While Derrick grew stronger at Magee, his community back home in Muhlenberg Township was coming together to support the Redcay family in ways they could have never imagined. Three days after Derrick’s stroke, a local construction company, Forino, began work on an accessible addition to the Redcay home. A local car dealership, Savage 61, raffled off a brand new Dodge Dart, raising $50,000 for the Redcays to purchase an accessible van. The perfect ride was all the way in Kalamazoo, Michigan, able to accommodate Derrick’s power chair and complete with TVs, a DVD player, and headsets inside. Derrick’s dad drove 629 miles, each way, to bring it home.

“Redcay Strong” grew to be a battle cry for Derrick’s supporters. The website RedcayStrong.org became a hub for updates on Derrick’s condition and ways to help. Friends and neighbors coordinated who would bring the family hot meals and when, so Derrick’s parents and brother could focus on his care. They supplied the Redcays with three months’ worth of home-cooked dinners every night.

“We can’t describe the way the community came together,” Deb says.

Derrick returned home to a hero’s welcome on July 29, 2014. Sirens heralded his arrival, and well-wishers lined the street, cheering Derrick on with balloons and signs.

Shortly after Derrick’s homecoming, Deb recalls shopping in her local Target when a stranger walked up to her and asked, “Are you Mrs. Redcay?”

“People we don’t even know have said how much he has changed their lives,” Deb says. “He’s learned to adapt to his limitations, and he’s figuring everything out on his own.”

Today, Derrick can move both arms and breathe on his own for most of the day. He has OT twice a week. On weekends, he’ll hang out with friends and watch movies. He was the grand marshal at the town’s Halloween parade and has been to his girlfriend’s soccer games and visited his former teammates on the varsity baseball team.
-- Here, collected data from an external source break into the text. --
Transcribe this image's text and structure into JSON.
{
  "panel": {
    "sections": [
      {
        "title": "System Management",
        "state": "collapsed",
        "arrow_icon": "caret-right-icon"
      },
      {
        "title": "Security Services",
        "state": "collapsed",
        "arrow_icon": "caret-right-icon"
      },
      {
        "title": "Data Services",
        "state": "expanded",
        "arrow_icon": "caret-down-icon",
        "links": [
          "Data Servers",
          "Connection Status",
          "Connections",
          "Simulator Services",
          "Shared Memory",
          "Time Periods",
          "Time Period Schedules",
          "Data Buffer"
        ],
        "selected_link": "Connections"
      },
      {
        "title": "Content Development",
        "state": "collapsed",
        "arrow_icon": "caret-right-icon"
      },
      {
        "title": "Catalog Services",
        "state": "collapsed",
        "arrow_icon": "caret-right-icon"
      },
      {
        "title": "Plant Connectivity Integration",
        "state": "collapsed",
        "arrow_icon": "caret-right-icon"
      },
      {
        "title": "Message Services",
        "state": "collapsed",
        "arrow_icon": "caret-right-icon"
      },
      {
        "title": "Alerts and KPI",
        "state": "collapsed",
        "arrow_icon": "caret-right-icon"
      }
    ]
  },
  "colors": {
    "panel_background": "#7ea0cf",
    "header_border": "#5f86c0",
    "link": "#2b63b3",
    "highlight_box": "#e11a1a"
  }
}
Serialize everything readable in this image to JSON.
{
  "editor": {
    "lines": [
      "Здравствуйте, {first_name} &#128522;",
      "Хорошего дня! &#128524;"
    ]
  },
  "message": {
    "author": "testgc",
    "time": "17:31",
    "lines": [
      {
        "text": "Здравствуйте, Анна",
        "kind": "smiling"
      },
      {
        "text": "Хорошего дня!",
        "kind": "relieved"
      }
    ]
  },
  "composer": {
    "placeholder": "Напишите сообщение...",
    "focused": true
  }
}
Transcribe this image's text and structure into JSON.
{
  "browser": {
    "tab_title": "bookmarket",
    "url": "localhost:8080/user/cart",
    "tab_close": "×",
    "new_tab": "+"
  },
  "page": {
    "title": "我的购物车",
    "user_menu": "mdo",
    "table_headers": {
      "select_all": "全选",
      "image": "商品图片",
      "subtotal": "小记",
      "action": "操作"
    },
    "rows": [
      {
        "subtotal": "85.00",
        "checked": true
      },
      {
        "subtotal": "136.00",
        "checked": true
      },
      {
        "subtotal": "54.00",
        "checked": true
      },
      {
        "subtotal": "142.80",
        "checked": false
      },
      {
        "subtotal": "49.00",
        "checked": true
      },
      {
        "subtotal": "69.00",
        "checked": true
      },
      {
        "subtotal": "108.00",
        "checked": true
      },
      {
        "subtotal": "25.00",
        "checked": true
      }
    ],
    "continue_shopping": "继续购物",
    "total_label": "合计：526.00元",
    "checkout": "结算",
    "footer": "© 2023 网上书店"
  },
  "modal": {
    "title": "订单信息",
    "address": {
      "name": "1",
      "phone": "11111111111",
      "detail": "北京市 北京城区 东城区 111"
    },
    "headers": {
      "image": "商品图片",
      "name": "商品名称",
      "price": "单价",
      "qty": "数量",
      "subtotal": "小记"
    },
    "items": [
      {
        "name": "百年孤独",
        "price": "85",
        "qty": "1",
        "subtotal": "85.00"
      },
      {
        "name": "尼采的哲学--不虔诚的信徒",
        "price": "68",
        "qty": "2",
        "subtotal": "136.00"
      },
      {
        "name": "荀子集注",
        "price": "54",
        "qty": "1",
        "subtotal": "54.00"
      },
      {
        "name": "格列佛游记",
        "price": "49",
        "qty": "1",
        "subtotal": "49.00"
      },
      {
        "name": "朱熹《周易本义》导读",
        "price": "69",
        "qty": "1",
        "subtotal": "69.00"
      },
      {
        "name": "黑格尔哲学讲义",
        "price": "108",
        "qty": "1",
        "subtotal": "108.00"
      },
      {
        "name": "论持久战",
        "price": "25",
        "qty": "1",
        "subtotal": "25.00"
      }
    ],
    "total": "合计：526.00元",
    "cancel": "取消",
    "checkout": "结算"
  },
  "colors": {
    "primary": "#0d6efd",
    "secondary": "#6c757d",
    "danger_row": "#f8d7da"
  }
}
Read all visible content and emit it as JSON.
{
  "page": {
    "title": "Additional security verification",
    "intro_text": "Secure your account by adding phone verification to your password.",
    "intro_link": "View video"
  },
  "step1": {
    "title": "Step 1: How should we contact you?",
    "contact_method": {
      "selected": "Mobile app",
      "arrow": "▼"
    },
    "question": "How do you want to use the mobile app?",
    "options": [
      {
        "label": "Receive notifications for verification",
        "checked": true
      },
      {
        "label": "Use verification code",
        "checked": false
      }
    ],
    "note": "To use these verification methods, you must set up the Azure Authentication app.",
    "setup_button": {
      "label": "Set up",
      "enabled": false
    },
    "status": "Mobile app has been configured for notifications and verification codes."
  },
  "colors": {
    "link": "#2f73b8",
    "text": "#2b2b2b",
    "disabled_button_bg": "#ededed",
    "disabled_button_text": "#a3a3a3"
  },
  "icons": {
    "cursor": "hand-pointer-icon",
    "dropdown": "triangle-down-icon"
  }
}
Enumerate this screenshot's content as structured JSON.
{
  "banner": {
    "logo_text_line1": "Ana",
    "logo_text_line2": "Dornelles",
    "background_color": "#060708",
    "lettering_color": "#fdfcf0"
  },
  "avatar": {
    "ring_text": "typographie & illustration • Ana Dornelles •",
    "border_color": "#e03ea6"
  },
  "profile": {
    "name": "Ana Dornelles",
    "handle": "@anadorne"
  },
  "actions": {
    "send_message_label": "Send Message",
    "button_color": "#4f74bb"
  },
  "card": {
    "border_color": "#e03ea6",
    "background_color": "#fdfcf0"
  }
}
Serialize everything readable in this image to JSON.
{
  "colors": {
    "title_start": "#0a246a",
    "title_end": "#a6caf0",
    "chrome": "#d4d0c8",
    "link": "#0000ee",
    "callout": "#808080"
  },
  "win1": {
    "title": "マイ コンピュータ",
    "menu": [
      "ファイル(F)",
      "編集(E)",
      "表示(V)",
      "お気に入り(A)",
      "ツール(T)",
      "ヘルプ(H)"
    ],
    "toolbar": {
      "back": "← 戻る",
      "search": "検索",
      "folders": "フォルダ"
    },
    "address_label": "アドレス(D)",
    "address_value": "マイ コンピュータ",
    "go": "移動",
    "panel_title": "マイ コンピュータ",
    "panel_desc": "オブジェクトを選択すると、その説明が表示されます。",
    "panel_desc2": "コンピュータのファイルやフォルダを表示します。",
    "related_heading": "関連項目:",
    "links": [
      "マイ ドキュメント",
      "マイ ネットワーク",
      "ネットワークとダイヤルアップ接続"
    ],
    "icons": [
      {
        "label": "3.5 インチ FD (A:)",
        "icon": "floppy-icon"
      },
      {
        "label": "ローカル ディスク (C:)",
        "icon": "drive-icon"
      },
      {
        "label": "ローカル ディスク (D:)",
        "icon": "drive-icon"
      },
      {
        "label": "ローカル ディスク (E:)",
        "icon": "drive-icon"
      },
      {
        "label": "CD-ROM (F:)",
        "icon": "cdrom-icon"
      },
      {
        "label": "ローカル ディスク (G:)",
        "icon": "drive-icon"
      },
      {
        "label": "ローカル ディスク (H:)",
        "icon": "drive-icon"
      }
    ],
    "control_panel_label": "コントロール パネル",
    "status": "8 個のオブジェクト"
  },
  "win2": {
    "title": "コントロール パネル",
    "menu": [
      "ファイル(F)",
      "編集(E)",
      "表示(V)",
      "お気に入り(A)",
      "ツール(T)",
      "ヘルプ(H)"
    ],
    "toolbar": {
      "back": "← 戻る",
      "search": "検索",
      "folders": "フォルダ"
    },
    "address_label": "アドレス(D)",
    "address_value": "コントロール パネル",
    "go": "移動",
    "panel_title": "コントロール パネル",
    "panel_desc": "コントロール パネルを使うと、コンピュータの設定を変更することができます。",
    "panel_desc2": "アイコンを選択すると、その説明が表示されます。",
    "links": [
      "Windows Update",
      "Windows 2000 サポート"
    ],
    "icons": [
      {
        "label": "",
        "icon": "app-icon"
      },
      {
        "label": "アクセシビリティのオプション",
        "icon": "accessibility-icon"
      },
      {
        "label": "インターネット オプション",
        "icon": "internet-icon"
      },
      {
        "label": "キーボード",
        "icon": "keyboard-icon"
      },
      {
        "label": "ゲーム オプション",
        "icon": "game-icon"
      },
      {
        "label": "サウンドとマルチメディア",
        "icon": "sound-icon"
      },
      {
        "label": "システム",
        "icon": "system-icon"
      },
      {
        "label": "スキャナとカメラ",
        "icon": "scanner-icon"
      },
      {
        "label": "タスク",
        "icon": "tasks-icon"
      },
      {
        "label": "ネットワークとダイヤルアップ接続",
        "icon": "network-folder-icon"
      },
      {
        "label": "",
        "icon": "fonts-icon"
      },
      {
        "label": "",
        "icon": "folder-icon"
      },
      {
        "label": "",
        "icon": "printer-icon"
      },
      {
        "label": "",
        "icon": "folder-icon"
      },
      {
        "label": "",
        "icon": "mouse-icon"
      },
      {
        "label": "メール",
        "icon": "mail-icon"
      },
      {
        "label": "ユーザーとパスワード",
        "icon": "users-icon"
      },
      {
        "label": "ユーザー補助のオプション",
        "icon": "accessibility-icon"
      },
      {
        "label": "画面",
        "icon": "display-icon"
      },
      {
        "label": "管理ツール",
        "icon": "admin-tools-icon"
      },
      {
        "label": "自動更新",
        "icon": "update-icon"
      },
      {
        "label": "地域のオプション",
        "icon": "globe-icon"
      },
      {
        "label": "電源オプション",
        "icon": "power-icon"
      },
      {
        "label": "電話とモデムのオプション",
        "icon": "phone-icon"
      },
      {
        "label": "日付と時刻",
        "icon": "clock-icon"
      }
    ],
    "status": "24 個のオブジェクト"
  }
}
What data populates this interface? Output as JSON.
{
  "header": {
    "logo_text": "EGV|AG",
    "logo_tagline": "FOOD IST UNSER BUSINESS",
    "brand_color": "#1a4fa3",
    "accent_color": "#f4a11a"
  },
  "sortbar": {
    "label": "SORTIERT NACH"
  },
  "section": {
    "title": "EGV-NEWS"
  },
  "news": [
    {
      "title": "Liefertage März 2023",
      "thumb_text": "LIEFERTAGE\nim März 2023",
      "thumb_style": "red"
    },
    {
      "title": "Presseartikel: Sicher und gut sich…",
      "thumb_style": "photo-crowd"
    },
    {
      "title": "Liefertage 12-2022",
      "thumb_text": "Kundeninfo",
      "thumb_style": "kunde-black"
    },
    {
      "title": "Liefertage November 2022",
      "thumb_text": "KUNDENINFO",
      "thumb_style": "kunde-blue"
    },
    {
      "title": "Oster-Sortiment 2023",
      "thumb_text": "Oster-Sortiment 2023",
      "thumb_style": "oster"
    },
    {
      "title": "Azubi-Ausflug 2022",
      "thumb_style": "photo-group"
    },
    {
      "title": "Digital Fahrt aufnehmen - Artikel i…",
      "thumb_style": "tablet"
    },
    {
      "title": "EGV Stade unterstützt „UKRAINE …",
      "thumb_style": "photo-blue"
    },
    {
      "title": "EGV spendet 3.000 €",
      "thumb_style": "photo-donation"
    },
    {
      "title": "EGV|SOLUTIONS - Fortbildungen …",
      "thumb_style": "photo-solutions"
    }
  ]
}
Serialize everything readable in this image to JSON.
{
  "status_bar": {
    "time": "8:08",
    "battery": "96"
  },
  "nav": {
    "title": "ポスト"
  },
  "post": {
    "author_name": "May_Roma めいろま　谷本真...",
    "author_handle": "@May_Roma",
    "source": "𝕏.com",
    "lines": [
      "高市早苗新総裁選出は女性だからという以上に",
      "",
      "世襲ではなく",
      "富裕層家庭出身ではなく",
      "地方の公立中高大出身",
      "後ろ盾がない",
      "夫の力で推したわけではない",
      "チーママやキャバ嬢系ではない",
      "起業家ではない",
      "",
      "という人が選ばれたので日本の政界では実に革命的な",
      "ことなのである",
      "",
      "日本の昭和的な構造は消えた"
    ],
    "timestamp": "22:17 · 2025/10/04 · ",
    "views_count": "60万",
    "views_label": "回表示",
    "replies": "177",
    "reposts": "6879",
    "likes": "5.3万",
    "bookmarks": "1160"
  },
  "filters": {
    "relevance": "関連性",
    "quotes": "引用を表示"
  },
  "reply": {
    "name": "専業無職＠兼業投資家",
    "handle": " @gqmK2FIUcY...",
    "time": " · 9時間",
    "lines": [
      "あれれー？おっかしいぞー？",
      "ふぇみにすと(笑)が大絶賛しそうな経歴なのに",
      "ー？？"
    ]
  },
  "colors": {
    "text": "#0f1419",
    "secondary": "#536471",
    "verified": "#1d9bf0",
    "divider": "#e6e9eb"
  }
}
Derrick’s coach spoke to him almost daily while he was at Magee. Every baseball player in the Muhlenberg School District wore Derrick’s number, 22, on their jerseys in his honor.

Right now, Derrick and his parents are researching colleges with ADA programs. Michigan State University and Edinboro University in northwestern Pennsylvania both look promising. He’s also considering attending college online.

“Everyone told us things would get better eventually. It’s hard to believe it, but it does get better,” Brian says. “We’re finally finding out what ‘eventually’ means, and we celebrate every success.”